Sobre o tema do filme, diz que vira uma amiga usar duas agulhas de tricô para retirar seu filho indesejado. Apenas isso, sem mais julgamentos, como fez o diretor Cristian Mungiu.
No fim da sessão, cantarola a música que toca junto aos créditos do filme. Saudades? "Ahhh, da polenta e do cérebro empanado", o prato da última ceia.
Assim, tensa, é a sensação que fica das senhoras, do filme e de seu país.

Parindo-se na paulicéia

Aquela sensaçao de que nasci novamente. Eu, parida de mim. Novamente abrindo os olhos para o mundo toda vez em que ele me surpreende, como se fosse a primeira vez. E dessa, ele me disse: "Sim, a vitamina urbana é possível. A mistura que alimenta. Nao mais os já indigestos branco e negro puros, mas tons de cinza ao infinito. Tudo isso ao alcance de teus olhos, tua língua, tua pele. Aproveita entao, pequena, estes novos sabores e recria-te!"

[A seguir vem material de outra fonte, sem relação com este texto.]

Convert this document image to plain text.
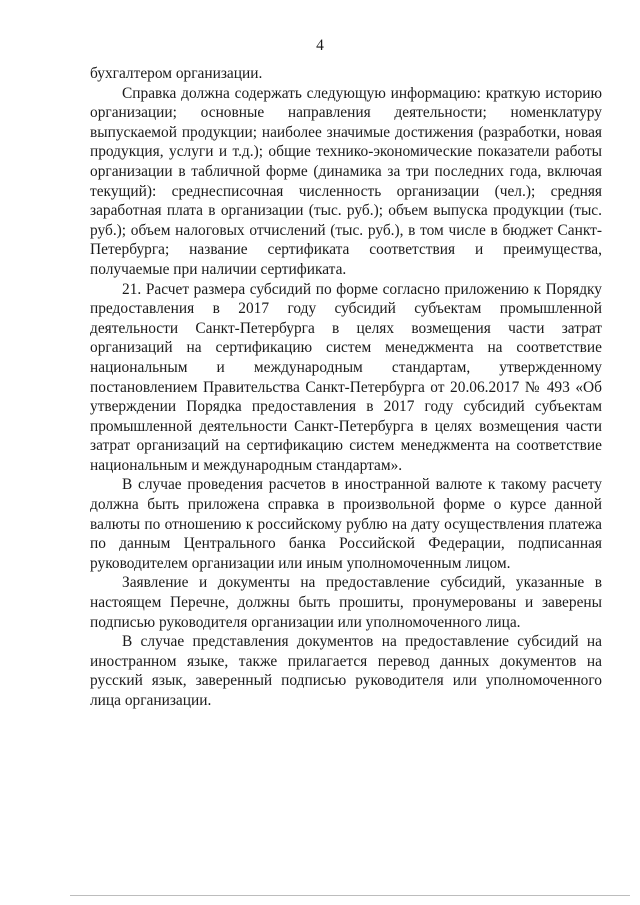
4

бухгалтером организации.

Справка должна содержать следующую информацию: краткую историю организации; основные направления деятельности; номенклатуру выпускаемой продукции; наиболее значимые достижения (разработки, новая продукция, услуги и т.д.); общие технико-экономические показатели работы организации в табличной форме (динамика за три последних года, включая текущий): среднесписочная численность организации (чел.); средняя заработная плата в организации (тыс. руб.); объем выпуска продукции (тыс. руб.); объем налоговых отчислений (тыс. руб.), в том числе в бюджет Санкт-Петербурга; название сертификата соответствия и преимущества, получаемые при наличии сертификата.

21. Расчет размера субсидий по форме согласно приложению к Порядку предоставления в 2017 году субсидий субъектам промышленной деятельности Санкт-Петербурга в целях возмещения части затрат организаций на сертификацию систем менеджмента на соответствие национальным и международным стандартам, утвержденному постановлением Правительства Санкт-Петербурга от 20.06.2017 № 493 «Об утверждении Порядка предоставления в 2017 году субсидий субъектам промышленной деятельности Санкт-Петербурга в целях возмещения части затрат организаций на сертификацию систем менеджмента на соответствие национальным и международным стандартам».

В случае проведения расчетов в иностранной валюте к такому расчету должна быть приложена справка в произвольной форме о курсе данной валюты по отношению к российскому рублю на дату осуществления платежа по данным Центрального банка Российской Федерации, подписанная руководителем организации или иным уполномоченным лицом.

Заявление и документы на предоставление субсидий, указанные в настоящем Перечне, должны быть прошиты, пронумерованы и заверены подписью руководителя организации или уполномоченного лица.

В случае представления документов на предоставление субсидий на иностранном языке, также прилагается перевод данных документов на русский язык, заверенный подписью руководителя или уполномоченного лица организации.
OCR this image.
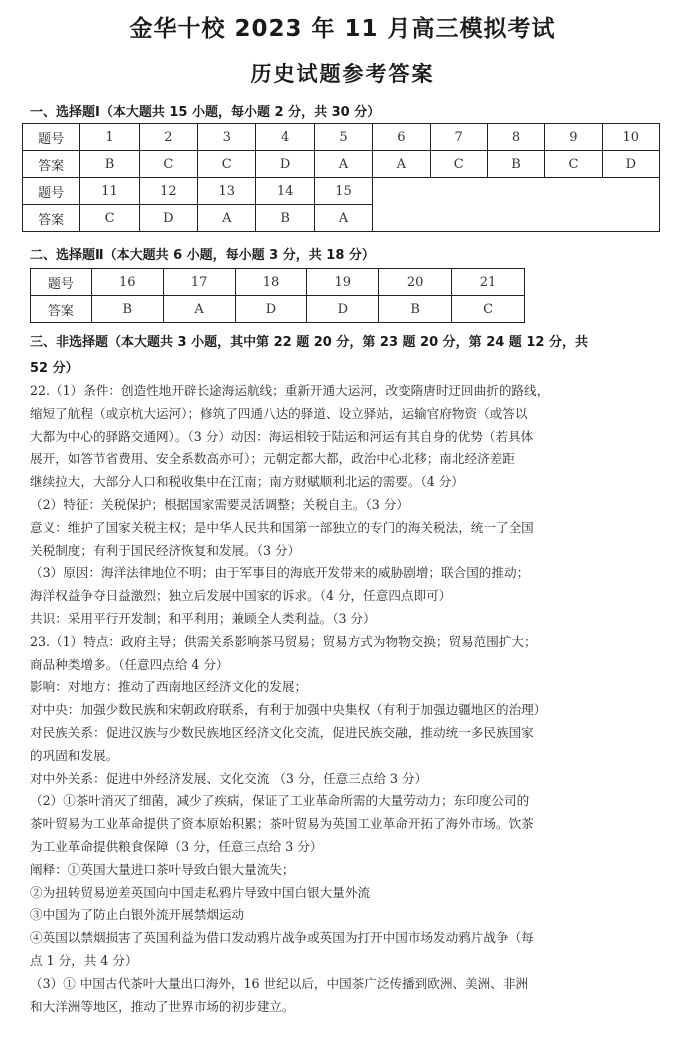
金华十校 2023 年 11 月高三模拟考试
历史试题参考答案
一、选择题Ⅰ（本大题共 15 小题，每小题 2 分，共 30 分）
题号	1	2	3	4	5	6	7	8	9	10
答案	B	C	C	D	A	A	C	B	C	D
题号	11	12	13	14	15					
答案	C	D	A	B	A					
二、选择题Ⅱ（本大题共 6 小题，每小题 3 分，共 18 分）
题号	16	17	18	19	20	21
答案	B	A	D	D	B	C
三、非选择题（本大题共 3 小题，其中第 22 题 20 分，第 23 题 20 分，第 24 题 12 分，共
52 分）

22.（1）条件：创造性地开辟长途海运航线；重新开通大运河，改变隋唐时迂回曲折的路线，

缩短了航程（或京杭大运河）；修筑了四通八达的驿道、设立驿站，运输官府物资（或答以

大都为中心的驿路交通网）。（3 分）动因：海运相较于陆运和河运有其自身的优势（若具体

展开，如答节省费用、安全系数高亦可）；元朝定都大都，政治中心北移；南北经济差距

继续拉大，大部分人口和税收集中在江南；南方财赋顺利北运的需要。（4 分）

（2）特征：关税保护；根据国家需要灵活调整；关税自主。（3 分）

意义：维护了国家关税主权；是中华人民共和国第一部独立的专门的海关税法，统一了全国

关税制度；有利于国民经济恢复和发展。（3 分）

（3）原因：海洋法律地位不明；由于军事目的海底开发带来的威胁剧增；联合国的推动；

海洋权益争夺日益激烈；独立后发展中国家的诉求。（4 分，任意四点即可）

共识：采用平行开发制；和平利用；兼顾全人类利益。（3 分）

23.（1）特点：政府主导；供需关系影响茶马贸易；贸易方式为物物交换；贸易范围扩大；

商品种类增多。（任意四点给 4 分）

影响：对地方：推动了西南地区经济文化的发展；

对中央：加强少数民族和宋朝政府联系，有利于加强中央集权（有利于加强边疆地区的治理）

对民族关系：促进汉族与少数民族地区经济文化交流，促进民族交融，推动统一多民族国家

的巩固和发展。

对中外关系：促进中外经济发展、文化交流 （3 分，任意三点给 3 分）

（2）①茶叶消灭了细菌，减少了疾病，保证了工业革命所需的大量劳动力；东印度公司的

茶叶贸易为工业革命提供了资本原始积累；茶叶贸易为英国工业革命开拓了海外市场。饮茶

为工业革命提供粮食保障（3 分，任意三点给 3 分）

阐释：①英国大量进口茶叶导致白银大量流失；

②为扭转贸易逆差英国向中国走私鸦片导致中国白银大量外流

③中国为了防止白银外流开展禁烟运动

④英国以禁烟损害了英国利益为借口发动鸦片战争或英国为打开中国市场发动鸦片战争（每

点 1 分，共 4 分）

（3）① 中国古代茶叶大量出口海外，16 世纪以后，中国茶广泛传播到欧洲、美洲、非洲

和大洋洲等地区，推动了世界市场的初步建立。
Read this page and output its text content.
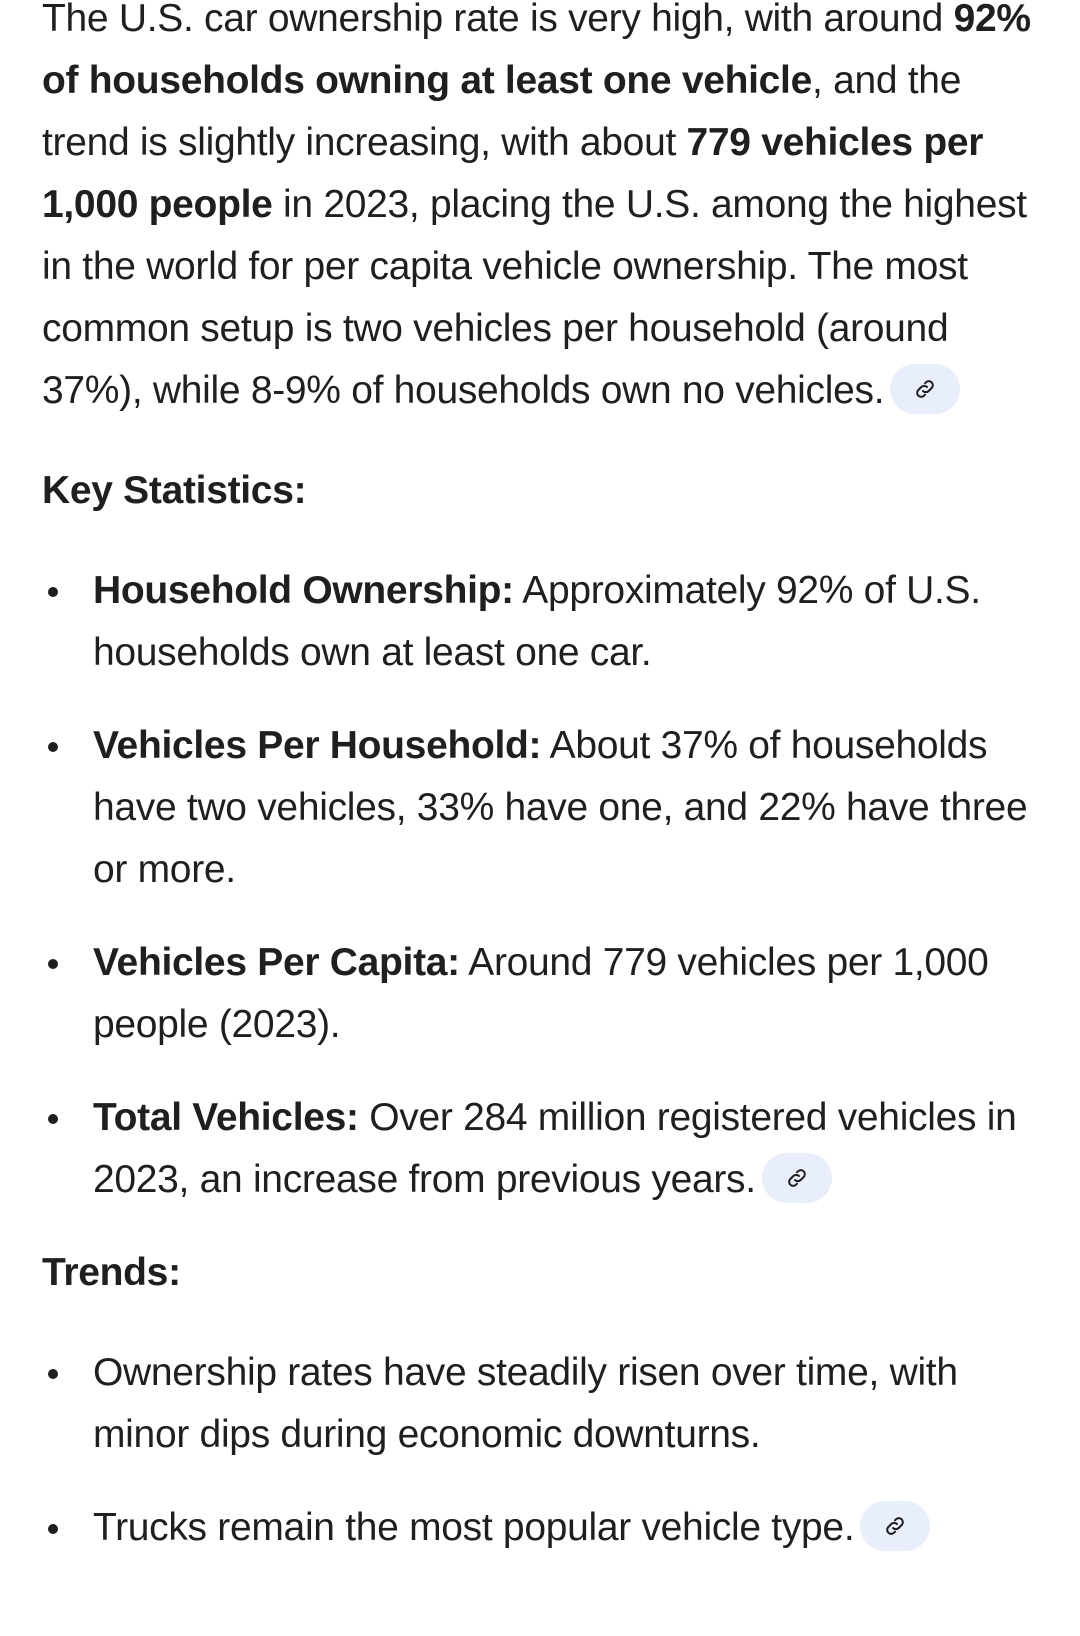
The U.S. car ownership rate is very high, with around 92% of households owning at least one vehicle, and the trend is slightly increasing, with about 779 vehicles per 1,000 people in 2023, placing the U.S. among the highest in the world for per capita vehicle ownership. The most common setup is two vehicles per household (around 37%), while 8-9% of households own no vehicles.

Key Statistics:
Household Ownership: Approximately 92% of U.S. households own at least one car.
Vehicles Per Household: About 37% of households have two vehicles, 33% have one, and 22% have three or more.
Vehicles Per Capita: Around 779 vehicles per 1,000 people (2023).
Total Vehicles: Over 284 million registered vehicles in 2023, an increase from previous years.
Trends:
Ownership rates have steadily risen over time, with minor dips during economic downturns.
Trucks remain the most popular vehicle type.
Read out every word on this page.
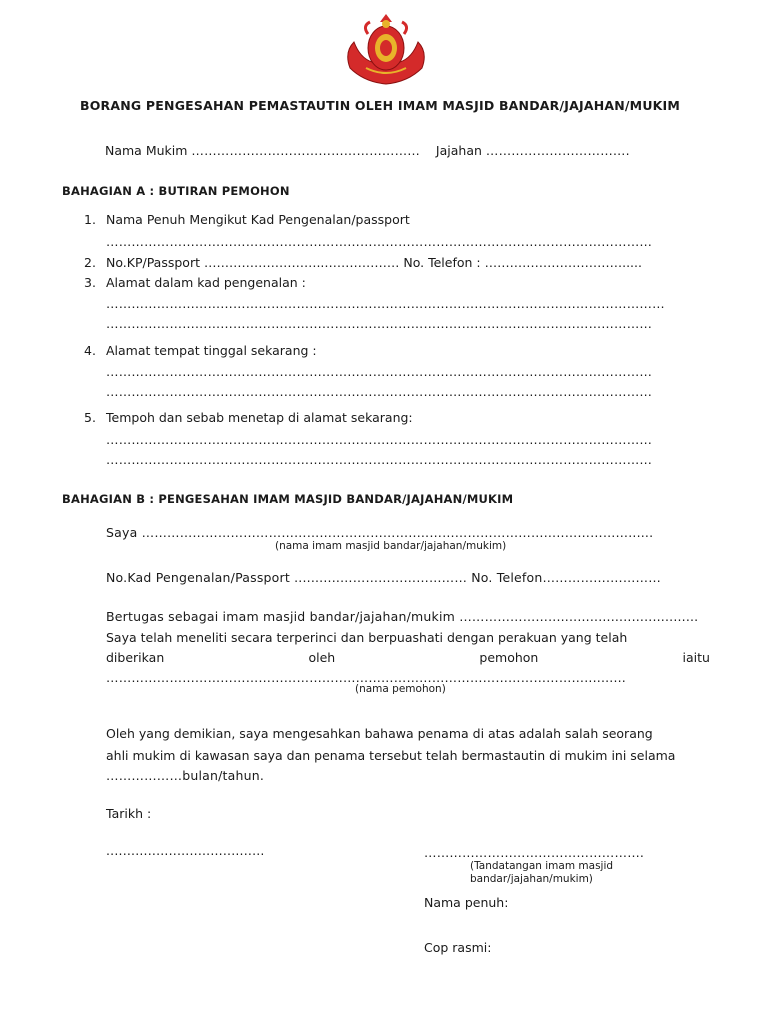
BORANG PENGESAHAN PEMASTAUTIN OLEH IMAM MASJID BANDAR/JAJAHAN/MUKIM
Nama Mukim ……………………………………………… Jajahan …………………………….
BAHAGIAN A : BUTIRAN PEMOHON
1. Nama Penuh Mengikut Kad Pengenalan/passport
…………………………………………………………………………………………………………………
2. No.KP/Passport ………………………..……………… No. Telefon : …………………………….....
3. Alamat dalam kad pengenalan :
……………………………………………………………………………………………………………………
…………………………………………………………………………………………………………………
4. Alamat tempat tinggal sekarang :
…………………………………………………………………………………………………………………
…………………………………………………………………………………………………………………
5. Tempoh dan sebab menetap di alamat sekarang:
…………………………………………………………………………………………………………………
…………………………………………………………………………………………………………………
BAHAGIAN B : PENGESAHAN IMAM MASJID BANDAR/JAJAHAN/MUKIM
Saya ………………………………………………………..……………………………..……………......
(nama imam masjid bandar/jajahan/mukim)
No.Kad Pengenalan/Passport ...........………………………… No. Telefon…………….…………
Bertugas sebagai imam masjid bandar/jajahan/mukim …………………....................................
Saya telah meneliti secara terperinci dan berpuashati dengan perakuan yang telah
diberikan	oleh	pemohon	iaitu
………………………………………………..…………………………………………………..........
(nama pemohon)
Oleh yang demikian, saya mengesahkan bahawa penama di atas adalah salah seorang
ahli mukim di kawasan saya dan penama tersebut telah bermastautin di mukim ini selama
………………bulan/tahun.
Tarikh :
......................................	…………………………………………….
(Tandatangan imam masjid
bandar/jajahan/mukim)
Nama penuh:
Cop rasmi:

Triste saber que, depois de provar do nutritivo caos urbano, voltarei ao velho copo de leite de verdades já azedas e imutáveis. De volta à rotina, aquela nossa filha única e mimada de cada dia. Mas o gostinho do caos, ahhhh! Esse eu nao esqueço mais. Nem do caos, nem daquele que me ajudou (e que também ajudei) a provar dele.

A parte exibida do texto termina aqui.